Um elemento fundamental de Ruptura é a separação, por meio de um implante, das experiências dos funcionários dentro da empresa Lumon (innies) e fora dela (outies). Mentalmente, eles são essencialmente indivíduos diferentes, com experiências distintas, mas que se afetam mutuamente. Essa é uma experiência narrativa semelhante à que vemos em Amnésia (Memento), um dos melhores filmes de Christopher Nolan, sobre um homem com amnésia de curto prazo (Guy Pearce), que busca vingança pelo assassinato da esposa, embora não consiga formar novas memórias. A narrativa é dividida entre passado e presente, e nós, como público, sabemos coisas que o protagonista não sabe – como acontece na série.
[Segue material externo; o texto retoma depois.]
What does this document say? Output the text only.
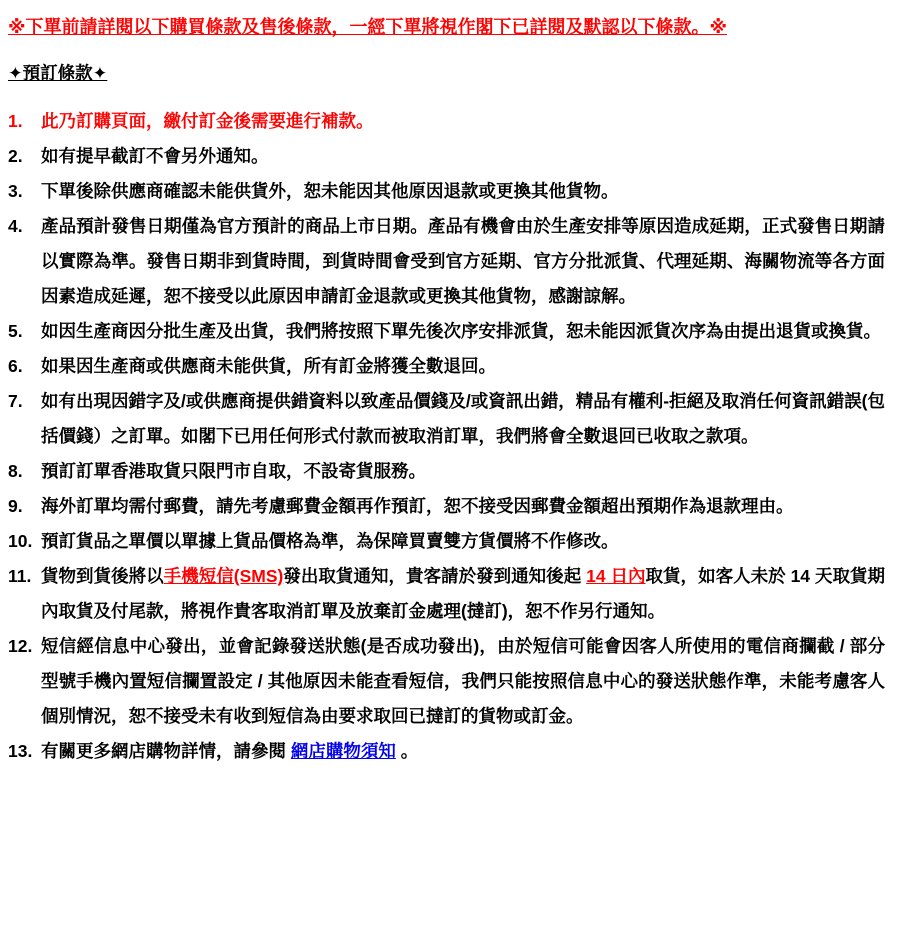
※下單前請詳閱以下購買條款及售後條款，一經下單將視作閣下已詳閱及默認以下條款。※
✦預訂條款✦
1. 此乃訂購頁面，繳付訂金後需要進行補款。
2. 如有提早截訂不會另外通知。
3. 下單後除供應商確認未能供貨外，恕未能因其他原因退款或更換其他貨物。
4. 產品預計發售日期僅為官方預計的商品上市日期。產品有機會由於生產安排等原因造成延期，正式發售日期請以實際為準。發售日期非到貨時間，到貨時間會受到官方延期、官方分批派貨、代理延期、海關物流等各方面因素造成延遲，恕不接受以此原因申請訂金退款或更換其他貨物，感謝諒解。
5. 如因生產商因分批生產及出貨，我們將按照下單先後次序安排派貨，恕未能因派貨次序為由提出退貨或換貨。
6. 如果因生產商或供應商未能供貨，所有訂金將獲全數退回。
7. 如有出現因錯字及/或供應商提供錯資料以致產品價錢及/或資訊出錯，精品有權利-拒絕及取消任何資訊錯誤(包括價錢）之訂單。如閣下已用任何形式付款而被取消訂單，我們將會全數退回已收取之款項。
8. 預訂訂單香港取貨只限門市自取，不設寄貨服務。
9. 海外訂單均需付郵費，請先考慮郵費金額再作預訂，恕不接受因郵費金額超出預期作為退款理由。
10. 預訂貨品之單價以單據上貨品價格為準，為保障買賣雙方貨價將不作修改。
11. 貨物到貨後將以手機短信(SMS)發出取貨通知，貴客請於發到通知後起 14 日內取貨，如客人未於 14 天取貨期內取貨及付尾款，將視作貴客取消訂單及放棄訂金處理(撻訂)，恕不作另行通知。
12. 短信經信息中心發出，並會記錄發送狀態(是否成功發出)，由於短信可能會因客人所使用的電信商攔截 / 部分型號手機內置短信攔置設定 / 其他原因未能查看短信，我們只能按照信息中心的發送狀態作準，未能考慮客人個別情況，恕不接受未有收到短信為由要求取回已撻訂的貨物或訂金。
13. 有關更多網店購物詳情，請參閱 網店購物須知 。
A mencionada intervenção cirúrgica é um elemento fundamental em Ruptura, e também uma tecnologia hipotética que levanta sérias questões éticas: memórias e experiências são manipuladas, e com isso, a identidade das pessoas. A série também apresenta um cenário em que um indivíduo pode se tornar duas pessoas completamente diferentes dependendo de suas vivências. O já clássico Brilho Eterno de uma Mente sem Lembranças aborda algo semelhante: seus dois protagonistas (Kate Winslet e Jim Carrey) são um ex-casal que se submete a um procedimento médico para esquecer um ao outro. Mas será que eles realmente podem evitar se apaixonar novamente e mudar quem são essencialmente?
Parte do charme perturbador de Severance é testemunhar um experimento social perverso, no qual indivíduos são manipulados e usados – contra sua vontade – para o benefício de uma sociedade maior. Isso remete a O Show de Truman, sobre um homem (Jim Carrey) cuja vida se desenrola, sem que ele saiba, em um enorme set de TV para ser transmitido ao mundo inteiro. Isso, até que Truman toma consciência e começa a questionar seu lugar e propósito no mundo.
Os espaços liminares da empresa Lumon – brancos, imaculados, vazios – são um dos aspectos mais inquietantes da série. Podemos ver algo semelhante em THX 1138, o primeiro filme de George Lucas, muitos anos antes de Star Wars. A história se passa em um mundo distópico onde as pessoas não têm nomes completos, apenas combinações de letras e números (como os nomes sem sobrenome em Ruptura). Uma polícia robótica supervisiona a produtividade da sociedade, e os trabalhadores são medicados para obedecer e suprimir emoções humanas, que são proibidas. Uma desumanização diferente e, ao mesmo tempo, muito parecida.
A dualidade dos indivíduos é outro elemento central de Severance. Seu criador, Dan Erickson, já declarou que uma de suas influências principais foi David Lynch, e as marcas de Twin Peaks estão por toda a série. No entanto, outra produção que resgata elementos parecidos é Estrada Perdida (Lost Highway), que também é protagonizada por Patricia Arquette, que assim como a maioria dos personagens de Severance, interpreta uma figura com duplo papel.